The classic period of the musical play (roughly 1945-1965), was dominated by the American dramas of such teams as Rodgers and Hammerstein and Lerner and Loewe. The British, during the same period, attempted musicals of their own but few of them could compete with the Americans in terms of depth of material, psychological insight or artistry in music and lyrics. Lionel Bart's Oliver! was one of the rare exceptions. It was a hit in the West End of London in the late 50s and was imported to Broadway with a cast that included Clive Revill and Georgia Brown for the 1960 season where it was also moderately successful. The stage version of the material pales when compared with other shows of the period (such as GypsyWest Side Story or My Fair Lady). The book is weak, the characters underdeveloped and there is a fair amount of extraneous material. When the time came to film the show, Columbia Pictures was smart enough to turn to one of the best of the mid-century British film directors, Sir Carol Reed.

Carol Reed, along with screenwriter Vernon Harris and choreographer Onna White reshaped the material for the film. Several songs were deleted to tighten the material. The story was opened out to take full advantage of the bigger resources of film making and certain passages were reworked to give the characters more emotional stake in the outcomes of events. The result was a minor masterpiece that walked off with many of the major Oscars for the year including best picture and best director. Some have quibbled with the making of Fagin into a comic figure rather than a villain, the downplaying of Nancy's prostitute realities or the turning of Fagin's boys into a juvenile song and dance team but the end result is a remarkably consistent and coherent vision of a magical Victorian London that never was. Reed was also not afraid to bring an unpleasant edge to the material. Despite its 'G' rating, there is a brutal onscreen murder, a real sense of danger in some of the situations and a truly scary and star making performance from Oliver Reed (Sir Carol's nephew)which was made stronger by having him be the only major character who does not sing (unlike the stage show - his song, My Name, however, is frequently heard as ominous underscoring).

Production Designer John Box (another Oscar winner for this film), has created a visual wonderland from the opening credits, drawn in the style of the original illustrations to Dickens, to enormous and impressive sets depicting the Covent Garden area of London, the dockside slums, and Bloomsbury Square. The screen is a whirl of color and life and character. Onna White staged two of the best large scale musical numbers ever filmed on these sets, primers on building a song and dance moment for film. Consider Yourself and Who Will Buy? are triumphs of character and comic invention, so much so that they are parodied and copied decades later. (An obvious example being the Every Sperm is Sacred number from Monty Python's The Meaning of Life.)

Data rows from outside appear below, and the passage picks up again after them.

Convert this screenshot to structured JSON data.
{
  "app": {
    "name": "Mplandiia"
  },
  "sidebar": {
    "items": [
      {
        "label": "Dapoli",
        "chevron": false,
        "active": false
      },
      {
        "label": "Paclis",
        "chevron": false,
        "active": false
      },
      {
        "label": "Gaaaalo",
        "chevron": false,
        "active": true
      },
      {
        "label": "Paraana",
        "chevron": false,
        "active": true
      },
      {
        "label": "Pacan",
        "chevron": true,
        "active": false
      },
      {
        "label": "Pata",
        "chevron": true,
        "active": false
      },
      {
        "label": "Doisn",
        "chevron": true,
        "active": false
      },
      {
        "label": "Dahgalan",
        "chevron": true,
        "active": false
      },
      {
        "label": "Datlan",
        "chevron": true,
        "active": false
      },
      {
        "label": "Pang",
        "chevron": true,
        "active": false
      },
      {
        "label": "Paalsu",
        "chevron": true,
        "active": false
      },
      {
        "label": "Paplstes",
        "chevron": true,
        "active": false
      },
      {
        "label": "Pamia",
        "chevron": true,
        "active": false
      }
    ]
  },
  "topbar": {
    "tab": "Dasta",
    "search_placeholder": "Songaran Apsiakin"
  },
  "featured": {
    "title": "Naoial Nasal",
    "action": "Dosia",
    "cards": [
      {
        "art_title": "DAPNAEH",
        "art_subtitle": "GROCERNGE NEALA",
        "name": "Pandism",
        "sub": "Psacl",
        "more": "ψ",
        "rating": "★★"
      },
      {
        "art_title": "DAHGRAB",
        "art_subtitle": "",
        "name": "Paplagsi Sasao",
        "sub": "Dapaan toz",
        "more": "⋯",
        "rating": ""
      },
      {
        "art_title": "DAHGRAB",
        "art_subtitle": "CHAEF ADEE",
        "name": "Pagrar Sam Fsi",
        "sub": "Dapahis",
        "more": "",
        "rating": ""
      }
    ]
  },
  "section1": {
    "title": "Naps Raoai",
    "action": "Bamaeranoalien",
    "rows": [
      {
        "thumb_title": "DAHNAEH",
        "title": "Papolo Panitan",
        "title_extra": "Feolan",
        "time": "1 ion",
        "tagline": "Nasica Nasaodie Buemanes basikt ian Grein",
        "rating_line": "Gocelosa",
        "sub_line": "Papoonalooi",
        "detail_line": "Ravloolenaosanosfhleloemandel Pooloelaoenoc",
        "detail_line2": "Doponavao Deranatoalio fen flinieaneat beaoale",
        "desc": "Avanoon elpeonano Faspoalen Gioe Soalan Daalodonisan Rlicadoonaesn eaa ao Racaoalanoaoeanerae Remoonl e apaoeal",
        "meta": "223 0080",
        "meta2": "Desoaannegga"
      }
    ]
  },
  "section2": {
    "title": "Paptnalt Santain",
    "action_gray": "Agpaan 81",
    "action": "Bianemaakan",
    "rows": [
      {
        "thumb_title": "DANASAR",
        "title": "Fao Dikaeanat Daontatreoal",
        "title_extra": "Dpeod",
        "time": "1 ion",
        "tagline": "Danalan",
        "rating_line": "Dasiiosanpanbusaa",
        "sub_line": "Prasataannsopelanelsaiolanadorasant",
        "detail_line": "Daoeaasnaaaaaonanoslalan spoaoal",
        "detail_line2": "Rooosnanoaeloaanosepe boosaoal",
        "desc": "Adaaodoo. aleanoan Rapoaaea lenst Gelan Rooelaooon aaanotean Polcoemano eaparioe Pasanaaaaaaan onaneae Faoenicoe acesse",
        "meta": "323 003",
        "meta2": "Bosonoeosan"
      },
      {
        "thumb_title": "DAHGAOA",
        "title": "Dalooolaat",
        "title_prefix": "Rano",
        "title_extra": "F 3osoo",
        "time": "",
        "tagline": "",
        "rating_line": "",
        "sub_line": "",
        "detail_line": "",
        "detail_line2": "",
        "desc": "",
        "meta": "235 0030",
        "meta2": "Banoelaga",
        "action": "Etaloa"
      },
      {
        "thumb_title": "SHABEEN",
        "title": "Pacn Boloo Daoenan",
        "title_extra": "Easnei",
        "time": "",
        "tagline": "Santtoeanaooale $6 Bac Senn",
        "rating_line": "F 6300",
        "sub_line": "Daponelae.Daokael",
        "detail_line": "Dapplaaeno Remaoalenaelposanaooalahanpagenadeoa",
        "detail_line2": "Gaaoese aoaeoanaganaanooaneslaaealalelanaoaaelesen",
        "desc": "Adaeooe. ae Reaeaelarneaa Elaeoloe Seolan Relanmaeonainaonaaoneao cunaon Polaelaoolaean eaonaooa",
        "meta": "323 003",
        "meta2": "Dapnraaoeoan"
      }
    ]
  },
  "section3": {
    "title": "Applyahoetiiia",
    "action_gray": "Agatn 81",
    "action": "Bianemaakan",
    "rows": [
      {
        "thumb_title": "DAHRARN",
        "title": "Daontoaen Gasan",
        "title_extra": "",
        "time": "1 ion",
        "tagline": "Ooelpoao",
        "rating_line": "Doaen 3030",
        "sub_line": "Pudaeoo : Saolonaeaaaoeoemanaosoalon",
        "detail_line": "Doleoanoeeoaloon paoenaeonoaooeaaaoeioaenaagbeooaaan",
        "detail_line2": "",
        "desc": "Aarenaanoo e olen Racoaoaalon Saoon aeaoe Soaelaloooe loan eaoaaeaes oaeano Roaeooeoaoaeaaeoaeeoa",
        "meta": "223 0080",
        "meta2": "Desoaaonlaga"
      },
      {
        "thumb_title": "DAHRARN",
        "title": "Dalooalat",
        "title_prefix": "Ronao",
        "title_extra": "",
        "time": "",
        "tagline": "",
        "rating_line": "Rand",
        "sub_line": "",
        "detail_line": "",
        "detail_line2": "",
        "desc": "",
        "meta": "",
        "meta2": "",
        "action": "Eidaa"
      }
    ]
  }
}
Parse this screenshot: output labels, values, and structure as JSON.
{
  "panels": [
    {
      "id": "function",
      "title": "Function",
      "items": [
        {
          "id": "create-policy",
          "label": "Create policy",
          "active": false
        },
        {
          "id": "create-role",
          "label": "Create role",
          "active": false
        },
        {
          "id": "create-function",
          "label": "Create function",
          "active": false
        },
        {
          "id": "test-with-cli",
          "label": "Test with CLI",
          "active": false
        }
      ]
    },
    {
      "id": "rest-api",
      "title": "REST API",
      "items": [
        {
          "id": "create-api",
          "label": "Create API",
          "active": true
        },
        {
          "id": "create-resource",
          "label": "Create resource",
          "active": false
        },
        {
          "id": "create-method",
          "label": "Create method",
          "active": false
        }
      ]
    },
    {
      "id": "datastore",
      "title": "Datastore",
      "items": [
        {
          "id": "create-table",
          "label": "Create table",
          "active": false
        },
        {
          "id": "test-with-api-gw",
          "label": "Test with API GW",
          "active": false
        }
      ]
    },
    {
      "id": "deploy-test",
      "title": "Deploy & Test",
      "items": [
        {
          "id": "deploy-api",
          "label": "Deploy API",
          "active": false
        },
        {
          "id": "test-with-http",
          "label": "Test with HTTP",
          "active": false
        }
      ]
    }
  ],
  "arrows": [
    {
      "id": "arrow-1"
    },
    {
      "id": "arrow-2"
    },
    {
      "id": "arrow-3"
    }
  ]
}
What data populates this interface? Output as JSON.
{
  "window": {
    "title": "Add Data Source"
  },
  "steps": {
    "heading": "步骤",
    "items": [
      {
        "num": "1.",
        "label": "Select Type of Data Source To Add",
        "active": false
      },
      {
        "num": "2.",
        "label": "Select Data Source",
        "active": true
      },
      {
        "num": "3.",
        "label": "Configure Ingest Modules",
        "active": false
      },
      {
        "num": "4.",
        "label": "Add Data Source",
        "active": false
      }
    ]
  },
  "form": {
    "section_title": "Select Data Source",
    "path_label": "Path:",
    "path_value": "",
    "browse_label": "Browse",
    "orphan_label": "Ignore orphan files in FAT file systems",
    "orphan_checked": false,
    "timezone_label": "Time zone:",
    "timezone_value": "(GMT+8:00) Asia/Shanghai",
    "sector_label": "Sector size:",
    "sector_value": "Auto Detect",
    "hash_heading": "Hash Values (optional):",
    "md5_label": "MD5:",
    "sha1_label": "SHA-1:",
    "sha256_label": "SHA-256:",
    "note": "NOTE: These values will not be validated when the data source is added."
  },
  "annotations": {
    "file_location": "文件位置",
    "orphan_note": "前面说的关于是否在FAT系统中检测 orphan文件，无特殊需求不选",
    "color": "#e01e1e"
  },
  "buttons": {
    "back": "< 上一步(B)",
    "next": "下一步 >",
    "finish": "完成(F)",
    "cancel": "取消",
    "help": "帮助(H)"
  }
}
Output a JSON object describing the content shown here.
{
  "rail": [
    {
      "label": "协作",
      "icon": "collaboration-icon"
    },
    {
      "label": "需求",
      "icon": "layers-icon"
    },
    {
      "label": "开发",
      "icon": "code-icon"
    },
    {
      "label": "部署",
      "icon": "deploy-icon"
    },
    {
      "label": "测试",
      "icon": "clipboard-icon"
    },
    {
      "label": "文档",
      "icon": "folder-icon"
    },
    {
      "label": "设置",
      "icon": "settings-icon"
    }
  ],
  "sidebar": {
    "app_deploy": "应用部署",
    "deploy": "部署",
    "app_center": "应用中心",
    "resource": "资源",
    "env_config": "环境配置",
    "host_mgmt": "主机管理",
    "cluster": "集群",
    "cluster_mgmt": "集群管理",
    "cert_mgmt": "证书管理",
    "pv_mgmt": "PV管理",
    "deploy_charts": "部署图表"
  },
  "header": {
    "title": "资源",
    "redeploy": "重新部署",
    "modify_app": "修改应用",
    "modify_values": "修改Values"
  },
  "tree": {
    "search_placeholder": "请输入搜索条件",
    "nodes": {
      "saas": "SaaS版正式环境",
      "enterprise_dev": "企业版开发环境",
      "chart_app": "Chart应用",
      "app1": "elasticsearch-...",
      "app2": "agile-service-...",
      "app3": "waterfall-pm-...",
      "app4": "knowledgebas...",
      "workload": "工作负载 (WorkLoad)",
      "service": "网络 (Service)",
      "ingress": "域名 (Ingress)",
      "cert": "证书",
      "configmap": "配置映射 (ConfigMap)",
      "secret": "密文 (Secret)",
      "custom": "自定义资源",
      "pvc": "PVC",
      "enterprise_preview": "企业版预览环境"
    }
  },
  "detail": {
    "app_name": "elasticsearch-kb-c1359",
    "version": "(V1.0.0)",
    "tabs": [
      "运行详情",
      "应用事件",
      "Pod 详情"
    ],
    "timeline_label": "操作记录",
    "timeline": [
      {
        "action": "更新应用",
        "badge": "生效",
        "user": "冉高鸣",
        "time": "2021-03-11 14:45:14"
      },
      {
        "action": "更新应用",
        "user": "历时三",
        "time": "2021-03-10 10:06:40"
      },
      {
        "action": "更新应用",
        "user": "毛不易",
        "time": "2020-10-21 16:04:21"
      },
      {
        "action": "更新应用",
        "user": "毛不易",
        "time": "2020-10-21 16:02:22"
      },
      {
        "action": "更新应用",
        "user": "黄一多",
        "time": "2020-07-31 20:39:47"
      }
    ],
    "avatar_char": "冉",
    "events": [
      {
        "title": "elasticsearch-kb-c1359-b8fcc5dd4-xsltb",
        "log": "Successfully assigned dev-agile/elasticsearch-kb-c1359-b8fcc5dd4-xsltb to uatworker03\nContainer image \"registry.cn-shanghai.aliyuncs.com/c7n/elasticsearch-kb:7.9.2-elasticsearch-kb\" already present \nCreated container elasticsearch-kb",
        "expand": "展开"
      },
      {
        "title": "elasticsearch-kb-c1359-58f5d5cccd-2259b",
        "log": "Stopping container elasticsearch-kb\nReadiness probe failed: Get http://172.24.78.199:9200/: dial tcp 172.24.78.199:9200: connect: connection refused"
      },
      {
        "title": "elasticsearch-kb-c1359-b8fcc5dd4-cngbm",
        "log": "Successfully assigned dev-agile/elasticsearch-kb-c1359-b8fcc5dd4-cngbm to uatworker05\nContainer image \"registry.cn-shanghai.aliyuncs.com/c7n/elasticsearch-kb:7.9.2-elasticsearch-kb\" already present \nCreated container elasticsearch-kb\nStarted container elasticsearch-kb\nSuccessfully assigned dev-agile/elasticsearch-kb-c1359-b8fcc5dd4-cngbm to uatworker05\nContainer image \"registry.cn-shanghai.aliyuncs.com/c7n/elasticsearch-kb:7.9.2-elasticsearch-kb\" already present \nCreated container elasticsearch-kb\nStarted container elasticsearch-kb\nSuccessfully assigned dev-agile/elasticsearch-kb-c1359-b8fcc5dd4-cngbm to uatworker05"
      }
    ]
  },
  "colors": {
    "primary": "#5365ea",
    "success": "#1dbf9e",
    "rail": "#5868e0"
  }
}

The casting, down to the smallest parts, is impeccable. The film makers went with British stage performers who could sing and interpret the material rather than movie stars in phony accents who would need to be over dubbed. Even the kids carry conviction in their scenes. Jack Wild, in particular, walks off with every scene in which he appears.

This is a film to be savored. The DVD, a 30th anniversary edition, has a beautiful color corrected wide screen transfer. The sound is advertised as Dolby 5.1 but doesn't sound as if it has been remixed from two channel stereo. It's perfectly clear and some claim that the orchestra assembled for the recording of this film is one of the greatest collections of instrumental players ever convened.  Also on the DVD are some fun production stills and a brief 'making of' featurette from 1968 in which the colors are badly faded but is interesting for the look at the sets under construction.

Gruel. Tubby governing board. Coffin lying. Sleeping in haystacks. Dancing priests. Choreographed fish wives. Tavern sing alongs. School teacher ballet. Scarred bulldog. Gems lost in mud.